Friday, May 4, 2012
Moroccan Chicken with Potato and Beans
I take great enjoyment out of pounding garlic and herbs in my mortar and pestle then gently mixing them with juice and olive oil to create a flavourful chemoula.
This recipe is quite easy and you can also substitute fish for the chicken and you could add 1cm slices of capsicum instead or as well as the beans.
I served this with my cardamom rice pilaf. I will post that recipe another day.
2 tbsps olive oil, 2 tbsps lemon juice, 2 tsps each ground cumin and coriander, 2 garlic cloves grated
In a small bowl mix all ingredients together.

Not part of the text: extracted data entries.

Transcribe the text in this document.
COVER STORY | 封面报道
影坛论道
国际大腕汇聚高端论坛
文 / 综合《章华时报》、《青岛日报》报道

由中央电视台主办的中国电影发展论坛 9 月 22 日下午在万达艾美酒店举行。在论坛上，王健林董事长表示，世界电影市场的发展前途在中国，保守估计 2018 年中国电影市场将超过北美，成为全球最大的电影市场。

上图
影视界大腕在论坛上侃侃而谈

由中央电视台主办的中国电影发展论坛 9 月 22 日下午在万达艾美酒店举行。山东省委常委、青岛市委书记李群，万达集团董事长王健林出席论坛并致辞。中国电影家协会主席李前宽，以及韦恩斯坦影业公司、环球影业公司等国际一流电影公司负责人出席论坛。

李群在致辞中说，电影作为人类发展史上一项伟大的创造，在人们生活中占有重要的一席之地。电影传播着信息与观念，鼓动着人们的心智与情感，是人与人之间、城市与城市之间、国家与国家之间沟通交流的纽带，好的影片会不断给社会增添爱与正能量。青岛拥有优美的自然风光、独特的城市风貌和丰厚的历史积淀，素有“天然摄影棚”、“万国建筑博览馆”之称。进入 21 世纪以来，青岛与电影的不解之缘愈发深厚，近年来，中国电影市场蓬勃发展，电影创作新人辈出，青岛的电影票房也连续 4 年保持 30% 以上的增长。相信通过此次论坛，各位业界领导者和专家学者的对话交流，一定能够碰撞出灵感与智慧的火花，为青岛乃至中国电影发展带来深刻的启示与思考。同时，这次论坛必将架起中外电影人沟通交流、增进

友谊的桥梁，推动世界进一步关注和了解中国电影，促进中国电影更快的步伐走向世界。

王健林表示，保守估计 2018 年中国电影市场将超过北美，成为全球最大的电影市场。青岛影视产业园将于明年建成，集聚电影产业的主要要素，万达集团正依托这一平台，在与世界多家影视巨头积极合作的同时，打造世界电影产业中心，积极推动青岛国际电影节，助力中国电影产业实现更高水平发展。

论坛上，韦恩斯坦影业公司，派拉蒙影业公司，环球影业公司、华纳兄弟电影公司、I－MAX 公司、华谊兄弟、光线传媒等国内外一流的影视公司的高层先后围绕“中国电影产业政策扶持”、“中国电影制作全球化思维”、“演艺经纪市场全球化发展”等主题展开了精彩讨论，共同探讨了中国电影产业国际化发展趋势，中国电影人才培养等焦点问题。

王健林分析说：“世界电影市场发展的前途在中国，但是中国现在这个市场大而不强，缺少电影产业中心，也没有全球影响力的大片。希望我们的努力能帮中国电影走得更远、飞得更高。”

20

1/2 cup water, 2 tbsps tomato paste, 1 tsp sweet paprika, plain or smoked , 2 tsps sugar
In another small bowl or jug whisk all the ingredients together
3 chickens fillets skin removed and sliced into 3 or 4 pieces the length of the fillet, 250 grams potatoes peeled and cut into 1/2 cm slices, 250 gms green beans topped and tailed and cut into half width wise
Preheat oven 200.c
In a 5 cm deep baking dish large enough for you to place the chicken in one layer. Place the chicken flat then pour over the chemoula. Top with potato slices then the beans and capsicum if you are using. Pour over the sauce, cover and bake 40 - 50 minutes, or until the potatoes are cooked.
Serve with rice and pour over some of the sauce.